Monday, 16 March 2009

A call for a Cease-fire

The internment will begin on Monday with Royal family members and then on Tuesday the first President Daoud Khan in a State funeral, the following has come from Prince Nadir tonight, that was announced in the Afghan media today.

We, the surviving family members of Shaied Mohammad Daoud Khan, the first president of Afghanistan, call for an immediate weeklong ceasefire throughout our beloved country to remember and honor the memory of eighteen members of our family and the million and a half Afghan martyrs who have since lost their lives for the protection of the holy religion of Islam and for the freedom of Afghanistan. We pray for their souls.

We believe that the sacrifices made by all Afghans and their families should be recognized, honored and respected. We call upon all Afghans and the international community to show goodwill and to commit to our request.

Let us put our guns to the side, honor those who have suffered the loss of their loved ones during this painful thirty year struggle, and pray for the souls of our brothers and sisters who have made us proud to be Afghan.

Shaied Daoud Khan and countless other brave Afghans gave up their precious lives for a better future for the next generation.. As we pray for their souls, let us stand together to fulfill their hopes and dreams of a peaceful, united and prosperous Afghanistan.
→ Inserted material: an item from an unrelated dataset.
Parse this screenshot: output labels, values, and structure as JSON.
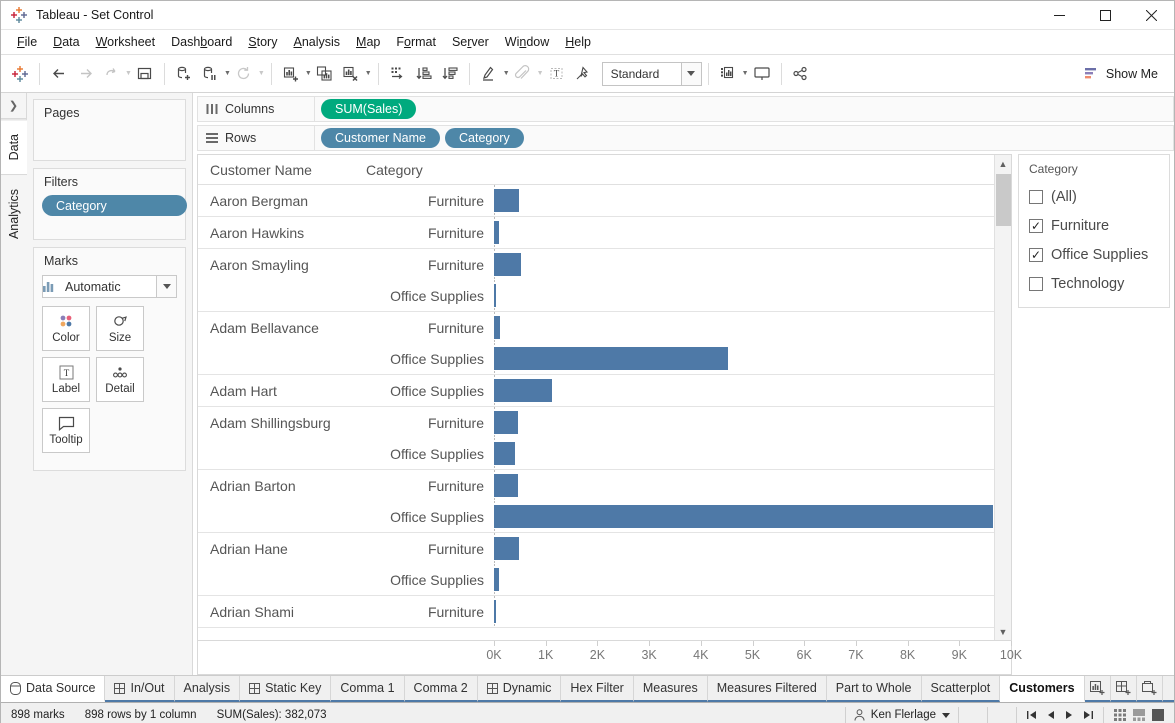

On the eve of this new year (1388), as we mourn and release our family and all our martyrs back into the ground of this soil from which they’ve come and to which they return, let us bury with them the seeds of an intention; that this cease-fire be turned into the flowering of a lasting peace. In so doing, may they rest at peace and bring peace upon us all, at last.
A statement from the families of Shaied Daoud Khan and his brother Shaied Naim Khan.

Thursday, 12 March 2009

Sentenced for 20 years for downloading a human rights article


A 23 year old reporter for a local newspaper (Jahaan Naw) and a journalism student from Afghanistan has been sentenced for 20 years in prison for allegedly circulating an article about women's rights.

Sayed Pervez Kambaksh, had hoped that Afghanistan's top judges would quash his conviction for lack of evidence, or because he was tried in secret and convicted without a defense lawyer, Afzal Nooristani, to submit so much as a word in his defense.

Since he was arrested, Sayed Pervez Kambaksh has spent almost 18 months in prison. During this time, he was sentenced to death in 5 minutes by Enayatullah Baleegh for allegedly downloading and distributing a report criticizing the treatment of women under Islamic Law. The motion was later withdrawn due to international pressure, giving Kambaksh the right to appeal the sentence.

That appeal however was quashed and Mr Kambaksh's case has been passed to the prosecutors' office for "execution of the sentence", which means he could be moved to Kabul's notorious Pul-e Charkhi prison, or north to Mazar-i-Sharif, where he was first found guilty. Mr Kambaksh’s lawer has even been threatened with murder.

Mr Kambaksh's case has highlighted the tension between the voices of conservative Islam in Afghanistan and the liberal international backers of President Karzai. Mr Karzai is left in a difficult position - not wanting to appear to bow to international pressure in what is a strongly Islamic country. Mr Kambaksh's best hope is now a presidential pardon, which will force president Hamid Karzai to choose between fundamentalists in his government and the rule of law.